The so called "Turing Test" involves some well known problems. In the following we won't consider that the suggested engine will pass the "Turing Test". Instead it should pass the "Winograd Schema Challenge". A WS is a small reading comprehension test involving a single binary question. This example will illustrate:

  • The trophy doesn’t fit in the brown suitcase because it’s too big. What is too big?
  • Answer 0: the trophy
    Answer 1: the suitcase

Even for non native English speakers this is easily to solve. And for an AI engine too. Obviously there is only one rule to consider for these kind of "What is too big"-"What is too small"-questions: the repository can never be too big, only the content. So the according algorithm would look as following:

  • Find the two keywords
  • Find the repository and the content
  • If the question is "What is too big", the answer is the content
  • If the question is "What is too small", the answer is the repository

Next example seems to be much more difficult to solve:

  • Joan made sure to thank Susan for all the help she had received. Who had received the help?
  • Answer 0: Joan
    Answer 1: Susan

But only at the first glance. Clearly, the two keywords are here "Joan" and "Susan", two female given names. Let's call one keyword the transmitter and the other the receiver. Again, there is only one simple rule: the receiver thanks the transmitter, and the transmitter usually follows after the token "thank". Therefore:

  • Find the two keywords
  • Find the the transmitter and the receiver
  • If the question is "Who had received the help?", the answer is the receiver
  • If the question is "Who had given the help?", the answer is the transmitter

We can see, that the two algorithms are quite similar, so let's try to generalize it. We need 3 keywords per rule, the first two keywords are the parties mentioned in a sentence by noun phrases, and the third keyword we will find in the according question following the sentence. For the first two keywords we need a classifier (e.g. a knowledge base) after we found them. We don't need a classifier for the third keyword, just a match of a particular keyword. However, we notice that we can apply machine learning, if we found the first two keywords, but could only classify one of them, because most likely then the according rule still applies, and we can just assign the not classified first or second keyword to the according stored class in the rule.

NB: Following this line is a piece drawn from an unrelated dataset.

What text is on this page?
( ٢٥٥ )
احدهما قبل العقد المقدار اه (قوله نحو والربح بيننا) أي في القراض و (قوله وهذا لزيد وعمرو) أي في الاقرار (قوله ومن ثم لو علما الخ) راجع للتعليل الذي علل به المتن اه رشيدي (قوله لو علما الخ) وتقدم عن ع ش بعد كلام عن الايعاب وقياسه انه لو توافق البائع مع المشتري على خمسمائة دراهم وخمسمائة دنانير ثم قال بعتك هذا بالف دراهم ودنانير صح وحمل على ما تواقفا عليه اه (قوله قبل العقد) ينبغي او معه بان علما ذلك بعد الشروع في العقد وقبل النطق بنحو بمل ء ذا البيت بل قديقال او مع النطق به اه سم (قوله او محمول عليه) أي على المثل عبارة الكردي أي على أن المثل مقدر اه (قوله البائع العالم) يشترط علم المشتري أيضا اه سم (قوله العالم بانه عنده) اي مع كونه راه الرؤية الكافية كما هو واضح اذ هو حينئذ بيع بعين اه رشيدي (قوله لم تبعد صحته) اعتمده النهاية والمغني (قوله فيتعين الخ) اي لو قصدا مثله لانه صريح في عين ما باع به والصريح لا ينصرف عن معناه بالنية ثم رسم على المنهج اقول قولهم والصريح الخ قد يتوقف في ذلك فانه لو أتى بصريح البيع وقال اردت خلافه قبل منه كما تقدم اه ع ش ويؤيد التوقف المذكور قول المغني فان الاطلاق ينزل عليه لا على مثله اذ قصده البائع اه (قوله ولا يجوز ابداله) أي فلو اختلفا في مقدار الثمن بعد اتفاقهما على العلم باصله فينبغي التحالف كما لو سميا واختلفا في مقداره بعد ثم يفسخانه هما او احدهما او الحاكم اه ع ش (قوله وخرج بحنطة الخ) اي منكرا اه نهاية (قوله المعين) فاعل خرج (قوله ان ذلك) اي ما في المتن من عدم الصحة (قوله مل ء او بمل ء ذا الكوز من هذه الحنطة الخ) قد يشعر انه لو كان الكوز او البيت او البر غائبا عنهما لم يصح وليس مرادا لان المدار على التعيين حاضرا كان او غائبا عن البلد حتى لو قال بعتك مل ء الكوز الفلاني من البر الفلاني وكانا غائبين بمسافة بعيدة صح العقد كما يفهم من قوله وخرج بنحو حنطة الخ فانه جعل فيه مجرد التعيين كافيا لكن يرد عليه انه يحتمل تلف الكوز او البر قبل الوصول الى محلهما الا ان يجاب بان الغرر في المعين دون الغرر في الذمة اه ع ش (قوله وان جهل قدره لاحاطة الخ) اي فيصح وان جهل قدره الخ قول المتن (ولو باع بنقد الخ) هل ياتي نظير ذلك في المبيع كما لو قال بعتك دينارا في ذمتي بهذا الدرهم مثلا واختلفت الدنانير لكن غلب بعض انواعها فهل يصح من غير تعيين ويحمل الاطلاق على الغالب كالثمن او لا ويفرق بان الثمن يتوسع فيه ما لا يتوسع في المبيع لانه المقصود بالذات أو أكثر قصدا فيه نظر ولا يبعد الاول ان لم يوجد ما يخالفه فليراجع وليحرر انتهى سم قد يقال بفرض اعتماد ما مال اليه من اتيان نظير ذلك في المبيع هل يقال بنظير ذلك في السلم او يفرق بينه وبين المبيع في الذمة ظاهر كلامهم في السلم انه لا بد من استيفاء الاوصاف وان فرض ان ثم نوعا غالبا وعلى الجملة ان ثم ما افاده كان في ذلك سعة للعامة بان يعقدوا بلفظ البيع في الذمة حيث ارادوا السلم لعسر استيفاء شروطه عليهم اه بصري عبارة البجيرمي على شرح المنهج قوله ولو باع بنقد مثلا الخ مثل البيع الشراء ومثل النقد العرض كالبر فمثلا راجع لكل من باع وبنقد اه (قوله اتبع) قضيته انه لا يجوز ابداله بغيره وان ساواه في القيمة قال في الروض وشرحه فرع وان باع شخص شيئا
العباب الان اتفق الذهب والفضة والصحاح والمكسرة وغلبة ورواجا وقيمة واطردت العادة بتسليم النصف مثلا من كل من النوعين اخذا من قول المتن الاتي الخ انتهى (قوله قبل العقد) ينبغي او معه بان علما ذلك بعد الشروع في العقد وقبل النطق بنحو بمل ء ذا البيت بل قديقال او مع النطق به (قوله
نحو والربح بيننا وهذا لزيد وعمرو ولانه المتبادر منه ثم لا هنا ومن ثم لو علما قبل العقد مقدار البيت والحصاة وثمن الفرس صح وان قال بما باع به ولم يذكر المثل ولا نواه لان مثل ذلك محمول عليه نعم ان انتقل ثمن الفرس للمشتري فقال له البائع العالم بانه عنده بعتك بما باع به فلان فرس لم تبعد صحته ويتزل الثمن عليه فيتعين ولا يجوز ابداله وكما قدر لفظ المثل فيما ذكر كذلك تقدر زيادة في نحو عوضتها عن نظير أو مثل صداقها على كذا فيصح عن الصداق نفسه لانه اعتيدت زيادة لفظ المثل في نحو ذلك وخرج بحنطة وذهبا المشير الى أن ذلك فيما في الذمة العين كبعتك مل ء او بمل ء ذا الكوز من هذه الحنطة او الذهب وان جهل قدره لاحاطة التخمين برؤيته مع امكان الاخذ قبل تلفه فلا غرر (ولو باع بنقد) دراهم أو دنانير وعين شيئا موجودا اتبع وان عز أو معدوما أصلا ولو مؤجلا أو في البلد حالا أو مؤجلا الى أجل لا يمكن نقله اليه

This means, the rule itself could act as a second, kind of probabilistic classifier which update the first classifier, e.g. the knowledge base.

Example: The trophy doesn’t fit in the brown suitcase because it’s too big. What is too big?
Keyword 1: trophy
Keyword 2: suitcase
Keyword 3: What is too big?

Knowledge base classifies suitcase as a the repository, but fails to classify trophy. But at least one class and the keyword matches that certain rule r, so it is very likely that the keyword trophy is part of the class the content, which has not classified by the knowledge base. Therefore, update knowledge base that trophy is a content, use that certain rule r and execute with the assumption that trophy is the content.